Blog series:  “Lost in Translation”Using Paul’s engagement with the Athenians in Acts 17 as a backdrop, we are reflecting on the many gaps, disconnections, and misalignments we see across the landscape of ministry, along with some hopeful and constructive suggestions for how to respond faithfully.


My wife and youngest daughter love to watch those music competition shows like American Idol, Sunday’s Best, or The Voice. I’ve been roped into watching more than one of these because democracy rules the remote in the Mixon home.

One of the reasons why I dislike these shows is because I can’t stand watching people embarrass themselves and then be made to endure the harsh critiques of some pretty awful judges on national television. These are an empath’s nightmare. It’s terrible. I’ve left the room on more than one occasion because it was unbearable. It wasn’t funny. It was humiliating. And, for whatever reason, I identified with the shame and embarrassment that these contestants encountered. All I could think was, “this is someone’s child.”

In full transparency, I admit that I’ve felt these shameful feelings more than once at church, during worship, and often even as I stood behind the sacred desk or watched someone else’s attempt at preaching God’s word to God’s people. Failures, flubs, fumbles, and foibles – I’ve seen and felt them all. In most cases, it’s not the content, and it’s not the character of the one speaking that is most cringy. But it is the failure to connect with those who’ve committed their time to listen to us with some hope that we will say something that meets them where they are!

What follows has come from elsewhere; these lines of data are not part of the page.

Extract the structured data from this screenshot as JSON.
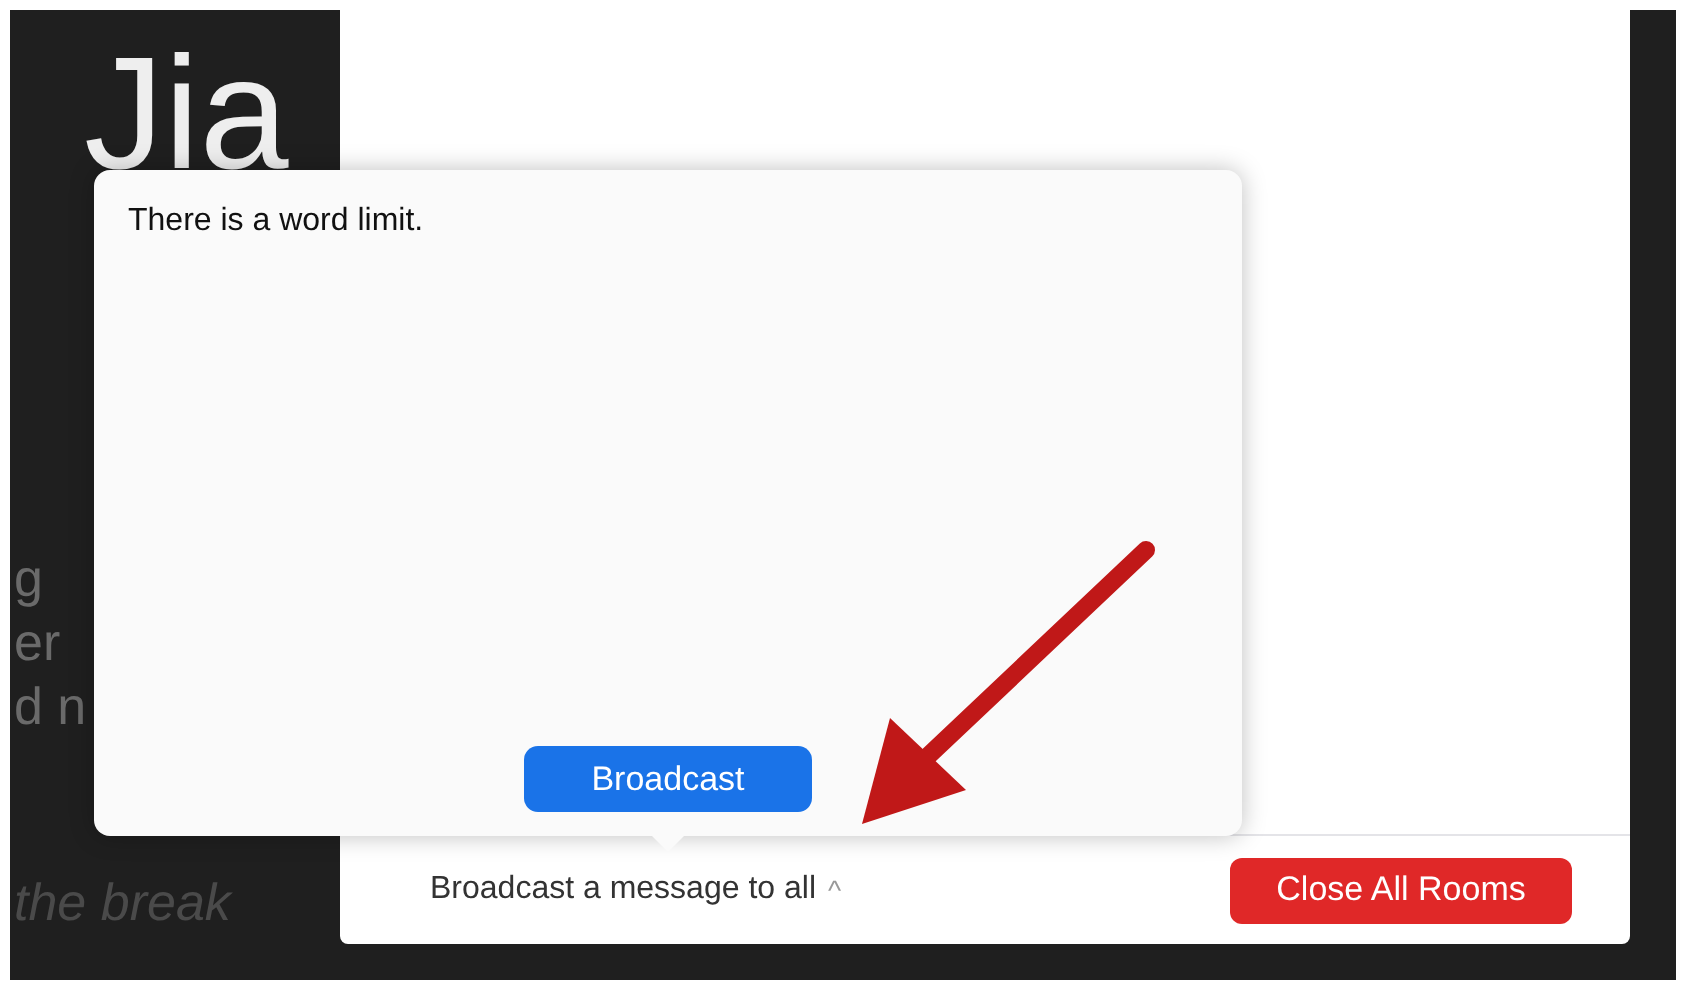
{
  "background_texts": [
    {
      "kind": "heading",
      "text": "Jia"
    },
    {
      "kind": "line",
      "text": "g"
    },
    {
      "kind": "line",
      "text": "er"
    },
    {
      "kind": "line",
      "text": "d n"
    },
    {
      "kind": "italic",
      "text": "the break"
    }
  ],
  "popover": {
    "message": "There is a word limit.",
    "button": "Broadcast"
  },
  "bottom_bar": {
    "label": "Broadcast a message to all",
    "caret": "^",
    "close_button": "Close All Rooms"
  }
}
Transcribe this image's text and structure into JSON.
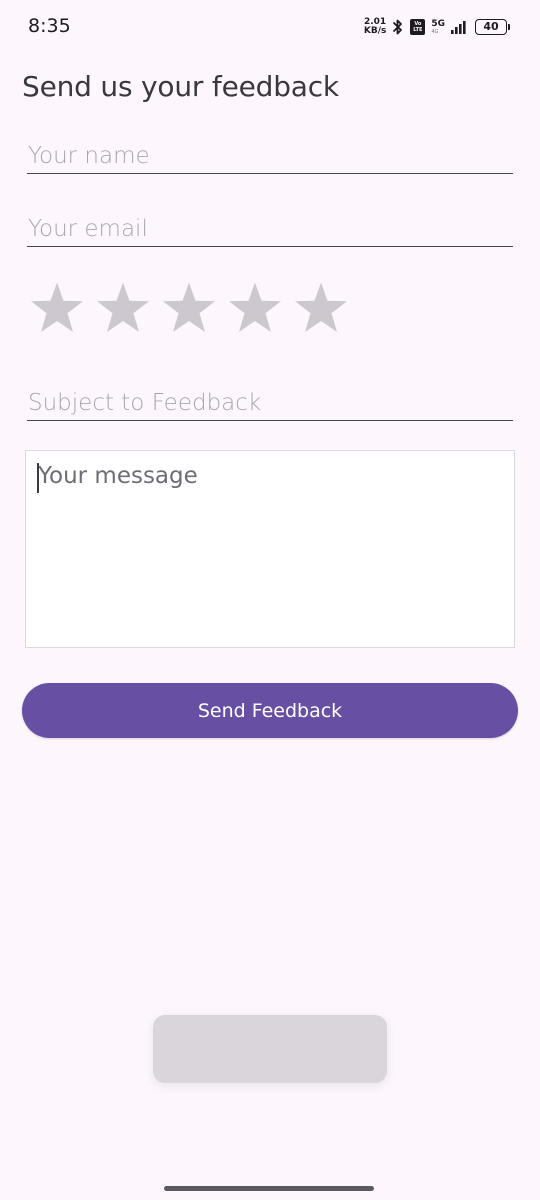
{
  "status_bar": {
    "time": "8:35",
    "net_speed_value": "2.01",
    "net_speed_unit": "KB/s",
    "volte_top": "Vo",
    "volte_bottom": "LTE",
    "network_type": "5G",
    "network_sub": "4G",
    "battery_level": "40",
    "icons": [
      "bluetooth-icon",
      "volte-icon",
      "signal-icon",
      "battery-icon"
    ]
  },
  "form": {
    "title": "Send us your feedback",
    "name_placeholder": "Your name",
    "email_placeholder": "Your email",
    "rating": {
      "max": 5,
      "value": 0,
      "empty_color": "#cdc8cf"
    },
    "subject_placeholder": "Subject to Feedback",
    "message_placeholder": "Your message",
    "send_label": "Send Feedback"
  },
  "colors": {
    "background": "#fdf6fd",
    "accent": "#6750a4",
    "toast": "#dad5db"
  }
}
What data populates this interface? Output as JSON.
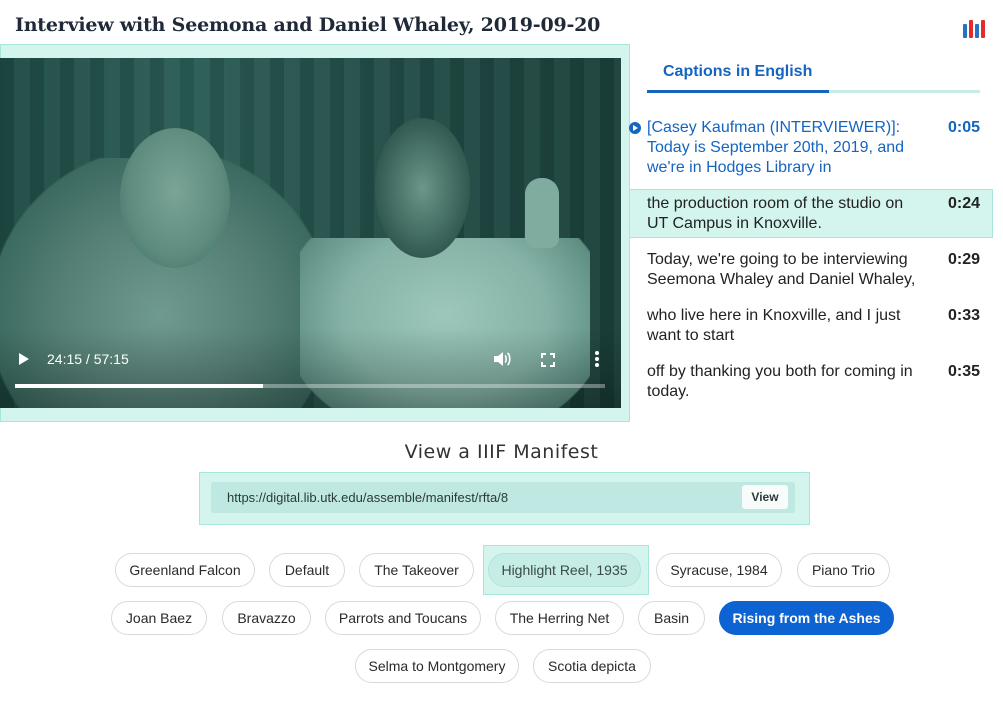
{
  "header": {
    "title": "Interview with Seemona and Daniel Whaley, 2019-09-20",
    "logo_icon": "iiif-logo",
    "logo_colors": [
      "#2872c2",
      "#e42a2a",
      "#2872c2",
      "#e42a2a"
    ]
  },
  "player": {
    "time_display": "24:15 / 57:15",
    "progress_fraction": 0.42,
    "icons": {
      "play": "play-icon",
      "volume": "volume-icon",
      "fullscreen": "fullscreen-icon",
      "more": "more-vertical-icon"
    }
  },
  "captions": {
    "tab_label": "Captions in English",
    "items": [
      {
        "text": "[Casey Kaufman (INTERVIEWER)]: Today is September 20th, 2019, and we're in Hodges Library in",
        "time": "0:05"
      },
      {
        "text": "the production room of the studio on UT Campus in Knoxville.",
        "time": "0:24"
      },
      {
        "text": "Today, we're going to be interviewing Seemona Whaley and Daniel Whaley,",
        "time": "0:29"
      },
      {
        "text": "who live here in Knoxville, and I just want to start",
        "time": "0:33"
      },
      {
        "text": "off by thanking you both for coming in today.",
        "time": "0:35"
      }
    ]
  },
  "manifest": {
    "heading": "View a IIIF Manifest",
    "url": "https://digital.lib.utk.edu/assemble/manifest/rfta/8",
    "button_label": "View"
  },
  "presets": [
    "Greenland Falcon",
    "Default",
    "The Takeover",
    "Highlight Reel, 1935",
    "Syracuse, 1984",
    "Piano Trio",
    "Joan Baez",
    "Bravazzo",
    "Parrots and Toucans",
    "The Herring Net",
    "Basin",
    "Rising from the Ashes",
    "Selma to Montgomery",
    "Scotia depicta"
  ],
  "colors": {
    "accent": "#1565c0",
    "primary_button": "#0d63d1",
    "highlight": "#d4f4ee"
  }
}
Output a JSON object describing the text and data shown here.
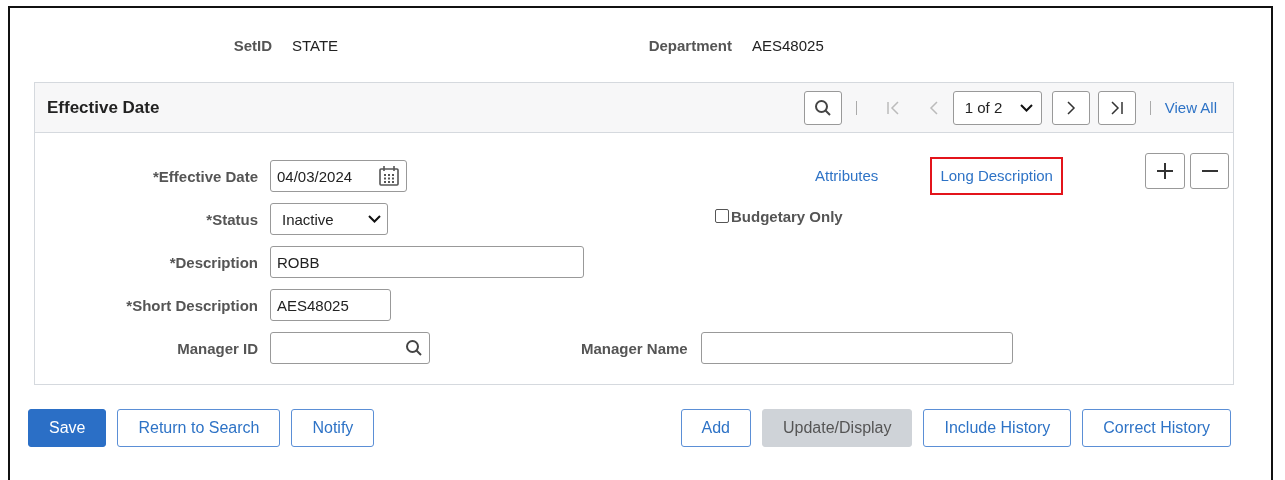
{
  "header_fields": [
    {
      "label": "SetID",
      "value": "STATE"
    },
    {
      "label": "Department",
      "value": "AES48025"
    }
  ],
  "panel": {
    "title": "Effective Date",
    "pager": {
      "page": "1 of 2",
      "first_disabled": true,
      "prev_disabled": true,
      "next_disabled": false,
      "last_disabled": false,
      "view_all": "View All"
    },
    "fields": [
      {
        "label": "*Effective Date",
        "kind": "date",
        "value": "04/03/2024"
      },
      {
        "label": "*Status",
        "kind": "select",
        "value": "Inactive"
      },
      {
        "label": "*Description",
        "kind": "text",
        "value": "ROBB"
      },
      {
        "label": "*Short Description",
        "kind": "short",
        "value": "AES48025"
      },
      {
        "label": "Manager ID",
        "kind": "lookup"
      }
    ],
    "manager_name": {
      "label": "Manager Name"
    },
    "links": [
      {
        "label": "Attributes",
        "highlighted": false
      },
      {
        "label": "Long Description",
        "highlighted": true
      }
    ],
    "checkbox": {
      "label": "Budgetary Only",
      "checked": false
    }
  },
  "buttons_left": [
    {
      "label": "Save",
      "kind": "primary",
      "disabled": false
    },
    {
      "label": "Return to Search",
      "kind": "secondary",
      "disabled": false
    },
    {
      "label": "Notify",
      "kind": "secondary",
      "disabled": false
    }
  ],
  "buttons_right": [
    {
      "label": "Add",
      "disabled": false
    },
    {
      "label": "Update/Display",
      "disabled": true
    },
    {
      "label": "Include History",
      "disabled": false
    },
    {
      "label": "Correct History",
      "disabled": false
    }
  ]
}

More than once have I sat in a service with my head bowed praying for the preacher to tune into Spirit and to really connect with the people. More than once have I internally groaned as I watched a colleague labor to deliver the wrong message, at the wrong time, to the wrong audience. More than once, have I jettisoned my notes when I discerned that my carefully crafted sermon was missing wide and to the right! Even now, I can hear one of the mothers of the church praying loudly, “Help him, Lord!

This failure to connect can happen in even the most theologically sound, well-prepared, and well delivered sermons. It’s the message itself that is a miss. I know it’s a bitter pill to swallow – a painful confession to make. And yet, some of us continue to blame the disconnect on the ones to whom we are delivering it. And yes, sometimes this is the case.

 

 “Folks can be so easily distracted.

Their attention span is not very long.

They are lacking spiritual curiosity.

They aren’t serious about their faith.

They’re just going through the motions.”

 

These are some of the excuses we make when our well planned, well delivered, thoughtful messages miss! But I want to suggest to us that something else may also be afoot.

 

 Are we distracted from them?

Are we paying attention?

Are we curious about what’s going on in their lives?

Do we take the power and work of the Spirit seriously?

Are we just going through the motions?

 

In Craig Barnes’ book, The Pastor as Minor Poet, one of the most salient points is that the energy and effort the preacher takes in mastering a text (as if that is even possible), must at least extend to and be matched by the commitment to listen carefully to the subtext of people’s lives. We need to learn to exegete our audiences and then strive to connect with them on the things that matter – the things that are of substance to them.

In short, we have to stop having conversations about things that no one cares about!

Now, this doesn’t mean that the messages we feel are important are not important, but it does mean that we need to do the hard work of understanding the subtext of people’s lives so that we can speak in ways that they understand and that in some ways ‘meet them where they are.’

The Apostle Paul models an excellent approach for us when we read Acts 17. He spends time out where the people are – where they eat, where they shop, where their daily lives are happening, and he validates what matters to them. Then, he attempts to meet them where they are by speaking in ways that they may understand. We would all do well to do the same!

 

“For as I passed along and observed the objects of your worship,

I found also an altar with this inscription: ‘To the unknown god.’“

(Acts 17:23a ESV)

 

While we are passing along let’s listen well – observe what has captured the attention, affections, and stirred the anxieties – raised questions in the hearts and minds of those we long to reach! Let’s not dismiss the cares and concerns of those we are called to serve as mundane or insignificant. Oftentimes, what means little to us means the world to another!

The failures, flubs, fumbles, and foibles will come, for sure – after all, this is the ‘foolishness’ of preaching. But with a bit of sensitivity to Spirit and to the subtext of people’s lives – we can speak across the gap to those wrestling daily with isolation, hopelessness, and despair – we can deliver the hopeful message of the Gospel that connects us to GOD and one another while dispelling some of the very real and present darkness that is seething beneath the surface of most of our lives.